Not many days after that it was my turn. I had been hiding between the bushes and trees in a complicated game with Piku, and before we knew it we had drifted to the outer boundary of the grounds. There was high barbed-wire fencing. Beyond the fences were rows of cottages and parks. It was the visitors’ part of the ashram. I had only glimpsed it before from high up in the pomegranate tree. Now we could see men and women sitting at meditation. Many were just like us and some were for
eigners with light hair.
If we had stayed quiet we would have got away with it. But Piku tried to make one of the foreigners notice her by standing up and shouting. She could be so stupid. The man turned. He was tall, with yellow robes, and he had a long beard and long hair and held prayer beads. I have never forgotten his face because he was young, but his hair was snow-white, his eyelashes were white, and his eyes seemed white too. He looked around, trying to find where the shouts had come from. I pulled Piku to the ground and behind the bushes. I knew there would be trouble if we were spotted. I led her away through the grass at a crawl. I thought we had made it. Then we heard a snuffling and growling and there, behind us, was Bhola and with him on a chain was one of the dogs that roamed the ashram’s grounds at night.
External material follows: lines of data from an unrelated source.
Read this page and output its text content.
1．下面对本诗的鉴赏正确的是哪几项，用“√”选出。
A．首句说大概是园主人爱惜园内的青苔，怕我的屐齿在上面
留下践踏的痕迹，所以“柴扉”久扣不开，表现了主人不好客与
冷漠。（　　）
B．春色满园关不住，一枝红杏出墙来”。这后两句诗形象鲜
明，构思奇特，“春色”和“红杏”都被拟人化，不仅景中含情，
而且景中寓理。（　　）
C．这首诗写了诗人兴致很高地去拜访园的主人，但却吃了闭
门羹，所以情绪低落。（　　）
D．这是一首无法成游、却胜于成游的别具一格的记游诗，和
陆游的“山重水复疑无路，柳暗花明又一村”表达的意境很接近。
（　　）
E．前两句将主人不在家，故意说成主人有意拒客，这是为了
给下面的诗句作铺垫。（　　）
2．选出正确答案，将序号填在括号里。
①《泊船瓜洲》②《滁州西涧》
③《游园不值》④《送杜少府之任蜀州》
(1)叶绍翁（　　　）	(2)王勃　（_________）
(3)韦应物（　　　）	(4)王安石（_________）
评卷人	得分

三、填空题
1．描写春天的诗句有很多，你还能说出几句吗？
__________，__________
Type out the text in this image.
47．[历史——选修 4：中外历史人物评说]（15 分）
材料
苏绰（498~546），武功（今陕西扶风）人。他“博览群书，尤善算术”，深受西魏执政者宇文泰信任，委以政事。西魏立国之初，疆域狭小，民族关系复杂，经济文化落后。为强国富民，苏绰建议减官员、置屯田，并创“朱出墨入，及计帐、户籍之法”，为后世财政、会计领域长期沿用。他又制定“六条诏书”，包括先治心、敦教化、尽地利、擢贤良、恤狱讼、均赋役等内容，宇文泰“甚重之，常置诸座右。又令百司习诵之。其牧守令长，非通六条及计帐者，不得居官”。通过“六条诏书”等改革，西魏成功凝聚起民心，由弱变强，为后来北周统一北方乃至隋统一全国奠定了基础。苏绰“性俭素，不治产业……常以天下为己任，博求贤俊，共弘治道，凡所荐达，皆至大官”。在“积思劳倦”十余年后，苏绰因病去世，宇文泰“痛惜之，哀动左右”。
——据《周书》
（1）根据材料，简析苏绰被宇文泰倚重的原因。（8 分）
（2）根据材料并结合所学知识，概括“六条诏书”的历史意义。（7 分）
Bhola’s teeth were yellow and red because he chewed tobacco all day. Below his shirt he wore a lungi. Seeing us at the boundary he dropped the dog’s chain to the ground as if he had forgotten there was a fierce animal at the end of it. He only stepped on its chain at the last instant, when the dog was very close to us. He rolled his lungi to his knees and put his hands on his hips. One of his hands held a bamboo switch.
“So, shall I let him go?” he said. He said many more things, but for some reason this is what I recall. Maybe I thought I would be eaten alive by that dog.
Piku was smiling at Bhola, showing all her teeth. As if smiling would get us out of trouble. Bhola picked up the dog’s chain and poked her with his freed foot. He said, “Hey, nothing to smile about, you dolt. Nothing at all.”
I think of myself then, standing up very straight, hands on my waist, daring him to do his worst, saying, “We haven’t done anything, you can’t hurt us.” Was I really so brave? My head must have been just about level with his waist. My hair was still in two plaits. I knew that only a fortnight had passed since Bhola burnt all Champa’s things. I didn’t care. I had no box full of things for him to burn.